Taking all the other points into account, staying away for the duration of the project helps keep your loved ones protected from health hazards and safety concerns. Keeping away from the noises, smells, and messes of a renovation can do wonders for your sleep pattern and overall mental health as well. All these things can add up to prevent any possibility of a hospital stay and the formation of long-term illnesses.
An empty home can also help speed up the timeline of the renovation. Having you and your family at home means the contractor is likely to lose hours of work. After all, safety is a primary concern, so they will most likely suggest work hours that have the least amount of people present in your home.
By giving your contractor more freedom, they are allowed to focus better on the task at hand. A month away from home is more preferable than three months of half-day and weekend work schedules.
When it comes to the success of any project, keeping an eye on your goals is key. Keeping your loved ones away from the house during the renovation can be the best assistance you can give your contractor. While it might seem logical to think that you save more money staying at home during a renovation, you might actually end up spending more than is necessary. Other than the medical expenses that you might incur if a family member falls victim to health and safety hazards, you’ll also end up paying more for the workers’ services if the project is stretched out beyond your desired time frame.
Although a renovation should be approached with as much thought as possible, it’s important not to lose sight of the emotional aspect as well. Most people know their homes inside and out. It is as familiar to them as the back of their hands. Proceeding with a home renovation will mean changing these familiar scenes permanently.

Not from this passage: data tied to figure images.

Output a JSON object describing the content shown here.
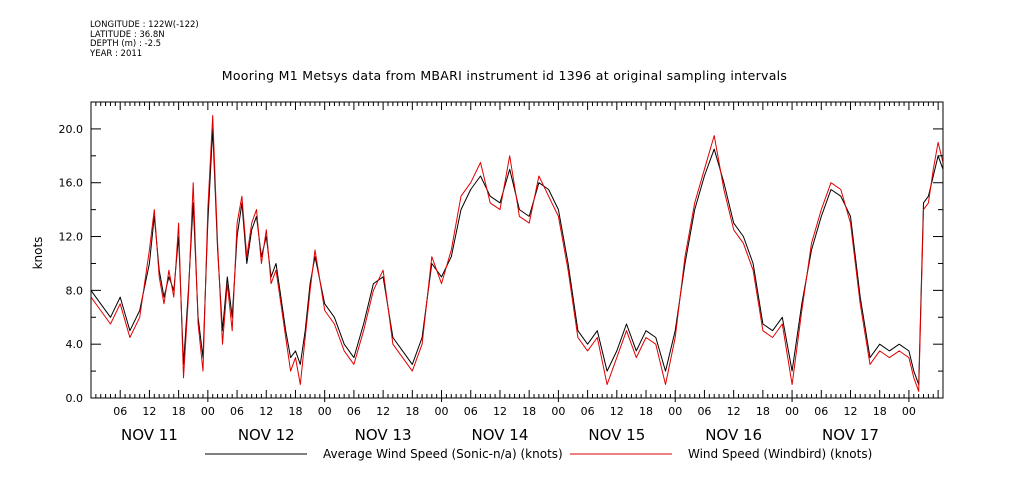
{
  "metadata": {
    "longitude": "LONGITUDE : 122W(-122)",
    "latitude": "LATITUDE : 36.8N",
    "depth": "DEPTH (m) : -2.5",
    "year": "YEAR : 2011"
  },
  "chart_data": {
    "type": "line",
    "title": "Mooring M1 Metsys data from MBARI instrument id 1396 at original sampling intervals",
    "xlabel": "",
    "ylabel": "knots",
    "ylim": [
      0,
      22
    ],
    "xlim_hours": [
      0,
      175
    ],
    "yticks": [
      0,
      4,
      8,
      12,
      16,
      20
    ],
    "ytick_labels": [
      "0.0",
      "4.0",
      "8.0",
      "12.0",
      "16.0",
      "20.0"
    ],
    "hour_ticks": [
      "06",
      "12",
      "18",
      "00",
      "06",
      "12",
      "18",
      "00",
      "06",
      "12",
      "18",
      "00",
      "06",
      "12",
      "18",
      "00",
      "06",
      "12",
      "18",
      "00",
      "06",
      "12",
      "18",
      "00",
      "06",
      "12",
      "18",
      "00"
    ],
    "day_labels": [
      "NOV 11",
      "NOV 12",
      "NOV 13",
      "NOV 14",
      "NOV 15",
      "NOV 16",
      "NOV 17"
    ],
    "grid": false,
    "legend_position": "bottom",
    "series": [
      {
        "name": "Average Wind Speed (Sonic-n/a) (knots)",
        "color": "#000000",
        "x": [
          0,
          2,
          4,
          6,
          8,
          10,
          12,
          13,
          14,
          15,
          16,
          17,
          18,
          19,
          20,
          21,
          22,
          23,
          24,
          25,
          26,
          27,
          28,
          29,
          30,
          31,
          32,
          33,
          34,
          35,
          36,
          37,
          38,
          39,
          40,
          41,
          42,
          43,
          44,
          45,
          46,
          48,
          50,
          52,
          54,
          56,
          58,
          60,
          62,
          64,
          66,
          68,
          70,
          72,
          74,
          76,
          78,
          80,
          82,
          84,
          86,
          88,
          90,
          92,
          94,
          96,
          98,
          100,
          102,
          104,
          106,
          108,
          110,
          112,
          114,
          116,
          118,
          120,
          122,
          124,
          126,
          128,
          130,
          132,
          134,
          136,
          138,
          140,
          142,
          144,
          146,
          148,
          150,
          152,
          154,
          156,
          158,
          160,
          162,
          164,
          166,
          168,
          169,
          170,
          171,
          172,
          173,
          174,
          175
        ],
        "values": [
          8.0,
          7.0,
          6.0,
          7.5,
          5.0,
          6.5,
          10.0,
          13.5,
          9.5,
          7.5,
          9.0,
          8.0,
          12.0,
          2.5,
          8.0,
          14.5,
          6.0,
          3.0,
          13.0,
          20.0,
          11.0,
          5.0,
          9.0,
          6.0,
          12.0,
          14.5,
          10.0,
          12.5,
          13.5,
          10.5,
          12.0,
          9.0,
          10.0,
          7.5,
          5.0,
          3.0,
          3.5,
          2.5,
          5.0,
          8.5,
          10.5,
          7.0,
          6.0,
          4.0,
          3.0,
          5.5,
          8.5,
          9.0,
          4.5,
          3.5,
          2.5,
          4.5,
          10.0,
          9.0,
          10.5,
          14.0,
          15.5,
          16.5,
          15.0,
          14.5,
          17.0,
          14.0,
          13.5,
          16.0,
          15.5,
          14.0,
          10.0,
          5.0,
          4.0,
          5.0,
          2.0,
          3.5,
          5.5,
          3.5,
          5.0,
          4.5,
          2.0,
          5.0,
          10.0,
          14.0,
          16.5,
          18.5,
          16.0,
          13.0,
          12.0,
          10.0,
          5.5,
          5.0,
          6.0,
          2.0,
          7.0,
          11.0,
          13.5,
          15.5,
          15.0,
          13.5,
          7.5,
          3.0,
          4.0,
          3.5,
          4.0,
          3.5,
          2.0,
          1.0,
          14.5,
          15.0,
          16.5,
          18.0,
          17.0
        ]
      },
      {
        "name": "Wind Speed (Windbird) (knots)",
        "color": "#e00000",
        "x": [
          0,
          2,
          4,
          6,
          8,
          10,
          12,
          13,
          14,
          15,
          16,
          17,
          18,
          19,
          20,
          21,
          22,
          23,
          24,
          25,
          26,
          27,
          28,
          29,
          30,
          31,
          32,
          33,
          34,
          35,
          36,
          37,
          38,
          39,
          40,
          41,
          42,
          43,
          44,
          45,
          46,
          48,
          50,
          52,
          54,
          56,
          58,
          60,
          62,
          64,
          66,
          68,
          70,
          72,
          74,
          76,
          78,
          80,
          82,
          84,
          86,
          88,
          90,
          92,
          94,
          96,
          98,
          100,
          102,
          104,
          106,
          108,
          110,
          112,
          114,
          116,
          118,
          120,
          122,
          124,
          126,
          128,
          130,
          132,
          134,
          136,
          138,
          140,
          142,
          144,
          146,
          148,
          150,
          152,
          154,
          156,
          158,
          160,
          162,
          164,
          166,
          168,
          169,
          170,
          171,
          172,
          173,
          174,
          175
        ],
        "values": [
          7.5,
          6.5,
          5.5,
          7.0,
          4.5,
          6.0,
          11.0,
          14.0,
          9.0,
          7.0,
          9.5,
          7.5,
          13.0,
          1.5,
          7.5,
          16.0,
          5.5,
          2.0,
          14.0,
          21.0,
          11.5,
          4.0,
          8.5,
          5.0,
          13.0,
          15.0,
          10.5,
          13.0,
          14.0,
          10.0,
          12.5,
          8.5,
          9.5,
          7.0,
          4.5,
          2.0,
          3.0,
          1.0,
          4.5,
          8.0,
          11.0,
          6.5,
          5.5,
          3.5,
          2.5,
          5.0,
          8.0,
          9.5,
          4.0,
          3.0,
          2.0,
          4.0,
          10.5,
          8.5,
          11.0,
          15.0,
          16.0,
          17.5,
          14.5,
          14.0,
          18.0,
          13.5,
          13.0,
          16.5,
          15.0,
          13.5,
          9.5,
          4.5,
          3.5,
          4.5,
          1.0,
          3.0,
          5.0,
          3.0,
          4.5,
          4.0,
          1.0,
          4.5,
          10.5,
          14.5,
          17.0,
          19.5,
          15.5,
          12.5,
          11.5,
          9.5,
          5.0,
          4.5,
          5.5,
          1.0,
          6.5,
          11.5,
          14.0,
          16.0,
          15.5,
          13.0,
          7.0,
          2.5,
          3.5,
          3.0,
          3.5,
          3.0,
          1.5,
          0.5,
          14.0,
          14.5,
          17.0,
          19.0,
          17.5
        ]
      }
    ]
  }
}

Moments like these should be cherished and remembered. It’s an event that encapsulates many emotions all at once. The joy of achieving a dream, catharsis from years of discipline, and a tinge of sadness from losing familiar sights. While it can be difficult to express, people are subject to feel any mixture of these emotions.
Moving out during the construction will serve to mark the event as an auspicious one. The mini-vacation can be an excellent change in scenery while your contractor finishes up the work.
Finally, when the time to return home arrives, the effect is enhanced during the big reveal. Only by leaving it as you remembered can you truly spot and appreciate the changes made during the renovation.
It’s not every day that a family can have their home reinvented. Slowing down and taking it all in will make spending the money significantly worth it.
Moving out during a renovation can only serve to benefit you and your family. The thought of saving money is nice, but compared to the risks involved, that may not be enough to justify the decision. In addition, as you can see in the points above, there are more benefits to be gained in moving out temporarily than there are in staying put.